On February 6, the Second Circuit affirmed a trial court order dismissing repurchase and indemnification claims brought by the Federal Housing Finance Agency (“FHFA“), acting on behalf of U.S. Bank as Trustee, against GreenPoint Mortgage Funding Inc., predicated on allegations that mortgage loans sold by GreenPoint breached representations and warranties in the relevant loan purchase agreements. READ MORE

Appeals Court Affirms BNYM Defense Verdict in Trustee Litigation

 

On February 9, the Court of Appeals of Ohio issued an order affirming a 2017 bench trial defense verdict for The Bank of New Mellon (“BNYM“) in a lawsuit filed by certain RMBS investors alleging that BNYM had breached its duties as trustee under certain pooling and service agreements.

The appellate court, in a lengthy opinion, affirmed findings by the trial court that (i) the pooling and service agreements imposed only limited pre-default obligations on BNYM as Trustee; and (ii) that those duties remained limited in this case, and were never heightened by law because plaintiffs failed to prove that BNYM had actual knowledge of specific breaches of representations and warranties on any particular loans and/or had received a notice of an event of default. The Court also affirmed the trial court’s finding that under the law, plaintiffs had to prove the existence and materiality of loan breaches on a case-by-case basis, rendering loan sampling an inappropriate method to calculate damages.
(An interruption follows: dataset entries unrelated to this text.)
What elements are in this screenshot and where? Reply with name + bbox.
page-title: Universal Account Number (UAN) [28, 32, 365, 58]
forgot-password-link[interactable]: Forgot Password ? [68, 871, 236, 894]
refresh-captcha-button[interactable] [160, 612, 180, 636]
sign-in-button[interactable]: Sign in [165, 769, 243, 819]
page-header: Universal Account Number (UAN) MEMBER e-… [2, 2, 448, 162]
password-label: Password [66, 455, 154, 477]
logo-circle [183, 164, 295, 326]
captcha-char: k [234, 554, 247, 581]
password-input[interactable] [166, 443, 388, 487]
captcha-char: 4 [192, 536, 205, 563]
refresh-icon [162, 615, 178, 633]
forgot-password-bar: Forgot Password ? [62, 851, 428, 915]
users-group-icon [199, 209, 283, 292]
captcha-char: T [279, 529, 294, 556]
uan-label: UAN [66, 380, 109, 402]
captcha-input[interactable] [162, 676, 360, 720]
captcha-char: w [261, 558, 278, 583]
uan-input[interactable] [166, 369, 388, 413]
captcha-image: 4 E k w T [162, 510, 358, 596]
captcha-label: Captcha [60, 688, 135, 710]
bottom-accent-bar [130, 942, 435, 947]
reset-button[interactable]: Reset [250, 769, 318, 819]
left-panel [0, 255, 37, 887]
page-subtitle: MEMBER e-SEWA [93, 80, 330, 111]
Banks Sue NCUA for Breach of 2013 MBS Settlement Agreement

 

On February 11, Bank of America, Merrill Lynch, and Countrywide (together, “the Banks“) filed suit against the National Credit Union Administration Board (“NCUA“) in its capacity as liquidating agent or conservator to six credit unions who purchased MBS issued by the Plaintiffs. The suit arises from a 2013 settlement agreement between NCUA and the Banks after the six credit unions’ failure and subsequent liquidation or conservatorship. In the settlement agreement, NCUA agreed to use “good faith” and “best efforts” to obtain releases for the Banks in any actions that NCUA later pursued against third-parties involving the Banks’ MBS. Plaintiffs specifically allege that because NCUA failed to seek a release of the third-party entity’s indemnification claims against the Banks with respect to three settlements with two entities, the Banks were forced to pay to settle subsequent third-party indemnification demands. Plaintiffs also allege unjust enrichment, breach of the implied covenant of good faith and fair dealing, and violations of the Administrative Procedure Act., 5 U.S.C. §§ 702 and 706(2), due to the breaches.